The company management factor also includes ESG ratings, which are becoming more granular and informing both long and short books. The ESG signals introduced in 2020 have been additive to performance. “The approach could be summed up as “ESG at a reasonable price” because applying a pure ESG approach to a market neutral strategy can lead to shorting value and being long technology, which is a structural bet with no alpha expectation,” points out Alentorn. Firms with deteriorating ESG scores can become shorts while improving ESG ratings are one input for longs.
The strategy is migrating to disclosures under SFDR 8 and will be excluding sectors including UN Global Compact violators, tobacco and controversial weapons. There is however some asymmetry between exclusions on longs and shorts. “Heavy polluters are excluded from the long book, but there is some economic rationale for shorting them, though we are of course aware of the debate around providing liquidity to such firms,” says Alentorn.
The innovation has been expedited by both longstanding academic relationships and more recent synergies since joining Jupiter. “Sitting on Jupiter’s investment floor gives us access to all asset classes and geographies, from global value to growth, fixed income and emerging markets in what is a collaborative environment,” says Alentorn. GEAR also leverages Jupiter’s considerable data resources, monitoring 40 million data points per day, including accounting and alternative data: “Jupiter’s data science team are very helpful in accessing more complicated datasets such as flows, and earnings transcripts,” he adds.
Academic advisors at Cambridge University, Cass Business School, Imperial College, London School of Economics and King’s College London are mainly retained on an exclusive basis and some of these relationships date back 18 years to the start of the GEAR strategy. “They inform the team’s conceptual understanding of how markets and academic thinking are evolving in areas such as liquidity and transaction costs,” says Alentorn.
One of the recent additions to the team of external academics, a Professor of Econophysics at King’s College, Dr. Tiziana Di Matteo, now works very closely with the team. “She uses techniques from physics to help understand how markets behave in areas such as clustering and co-movement,” says Alentorn.

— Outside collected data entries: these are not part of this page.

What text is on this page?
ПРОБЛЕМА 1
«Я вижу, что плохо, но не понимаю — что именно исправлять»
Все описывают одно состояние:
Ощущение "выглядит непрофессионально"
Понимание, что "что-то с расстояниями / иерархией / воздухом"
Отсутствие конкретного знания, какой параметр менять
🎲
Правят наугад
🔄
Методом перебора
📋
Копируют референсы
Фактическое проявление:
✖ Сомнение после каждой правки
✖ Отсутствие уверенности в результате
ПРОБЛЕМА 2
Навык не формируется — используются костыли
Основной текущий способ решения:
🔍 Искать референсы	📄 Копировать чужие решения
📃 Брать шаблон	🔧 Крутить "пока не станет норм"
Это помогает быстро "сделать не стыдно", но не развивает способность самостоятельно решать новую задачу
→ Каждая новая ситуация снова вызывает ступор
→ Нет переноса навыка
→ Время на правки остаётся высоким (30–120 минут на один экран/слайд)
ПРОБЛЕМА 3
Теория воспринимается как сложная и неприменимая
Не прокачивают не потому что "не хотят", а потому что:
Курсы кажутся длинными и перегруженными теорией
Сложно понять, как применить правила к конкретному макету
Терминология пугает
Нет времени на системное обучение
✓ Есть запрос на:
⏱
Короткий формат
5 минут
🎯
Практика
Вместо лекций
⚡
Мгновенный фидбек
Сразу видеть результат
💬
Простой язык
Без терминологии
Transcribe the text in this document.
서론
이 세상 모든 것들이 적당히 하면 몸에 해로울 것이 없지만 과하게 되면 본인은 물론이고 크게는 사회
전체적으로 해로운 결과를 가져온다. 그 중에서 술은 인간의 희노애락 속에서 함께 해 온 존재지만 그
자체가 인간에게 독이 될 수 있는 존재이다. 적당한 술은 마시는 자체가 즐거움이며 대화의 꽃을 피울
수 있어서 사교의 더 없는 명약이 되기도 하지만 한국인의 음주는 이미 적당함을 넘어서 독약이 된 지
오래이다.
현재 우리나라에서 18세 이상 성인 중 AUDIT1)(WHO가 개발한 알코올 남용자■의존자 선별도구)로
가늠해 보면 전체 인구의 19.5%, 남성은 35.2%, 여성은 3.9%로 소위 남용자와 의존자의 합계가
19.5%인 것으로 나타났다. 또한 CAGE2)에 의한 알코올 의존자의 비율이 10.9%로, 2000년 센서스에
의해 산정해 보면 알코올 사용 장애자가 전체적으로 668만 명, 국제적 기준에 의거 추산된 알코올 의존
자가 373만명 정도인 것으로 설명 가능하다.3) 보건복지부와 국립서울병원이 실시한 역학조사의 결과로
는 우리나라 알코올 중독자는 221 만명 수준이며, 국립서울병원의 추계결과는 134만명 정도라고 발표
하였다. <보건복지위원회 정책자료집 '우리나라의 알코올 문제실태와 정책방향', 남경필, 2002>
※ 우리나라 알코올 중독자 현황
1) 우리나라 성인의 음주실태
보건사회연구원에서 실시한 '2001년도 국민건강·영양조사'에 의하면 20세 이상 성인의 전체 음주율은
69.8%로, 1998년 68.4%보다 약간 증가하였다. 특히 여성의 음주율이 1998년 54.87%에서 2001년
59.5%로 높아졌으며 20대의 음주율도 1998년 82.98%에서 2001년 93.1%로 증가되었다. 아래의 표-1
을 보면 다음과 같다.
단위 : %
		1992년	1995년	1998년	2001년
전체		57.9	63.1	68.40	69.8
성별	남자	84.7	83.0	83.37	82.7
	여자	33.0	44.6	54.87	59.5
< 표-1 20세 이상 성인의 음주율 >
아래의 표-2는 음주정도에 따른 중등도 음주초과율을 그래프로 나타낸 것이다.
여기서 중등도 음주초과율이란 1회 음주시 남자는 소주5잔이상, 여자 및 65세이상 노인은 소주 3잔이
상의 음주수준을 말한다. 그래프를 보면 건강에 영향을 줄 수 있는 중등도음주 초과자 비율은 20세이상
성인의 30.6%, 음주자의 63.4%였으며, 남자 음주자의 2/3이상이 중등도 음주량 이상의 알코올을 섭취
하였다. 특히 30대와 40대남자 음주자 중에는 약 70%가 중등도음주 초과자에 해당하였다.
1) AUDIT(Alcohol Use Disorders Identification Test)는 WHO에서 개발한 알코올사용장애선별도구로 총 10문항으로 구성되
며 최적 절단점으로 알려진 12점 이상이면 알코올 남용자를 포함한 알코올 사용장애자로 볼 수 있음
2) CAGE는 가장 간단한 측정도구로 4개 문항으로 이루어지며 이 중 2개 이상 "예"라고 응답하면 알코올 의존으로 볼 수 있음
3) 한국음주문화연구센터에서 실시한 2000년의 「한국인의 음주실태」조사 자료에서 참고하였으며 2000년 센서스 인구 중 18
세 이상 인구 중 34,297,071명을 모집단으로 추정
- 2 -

Meanwhile, Jupiter is also nurturing the next generation by sponsoring and supervising two full time PhDs.
GEAR’s former head of Systematic Equities, Ian Heslop, retains input on a panel of senior advisers, distinct from the academic advisors.
Nearly all the investment universe has some sell side analyst coverage, though a few smaller and less liquid names might not do. However, many small and microcaps are ruled out by liquidity criteria, because the portfolio trades about 2% of its holdings per day and holds positions for an average of 3 months.
Assets are currently USD 6 billion of which USD 4.5 billion is long only, grouped into geographic mandates for historical reasons, and USD 1.5 billion is in the global market neutral strategy. There is plenty of scalability: peak assets were USD 16 billion, and Alentorn does not believe that assets grew beyond optimal capacity.
Investors should watch this space for some innovative launches, as the strategy’s alpha engines should soon be applied into a roll out of thematic long only funds.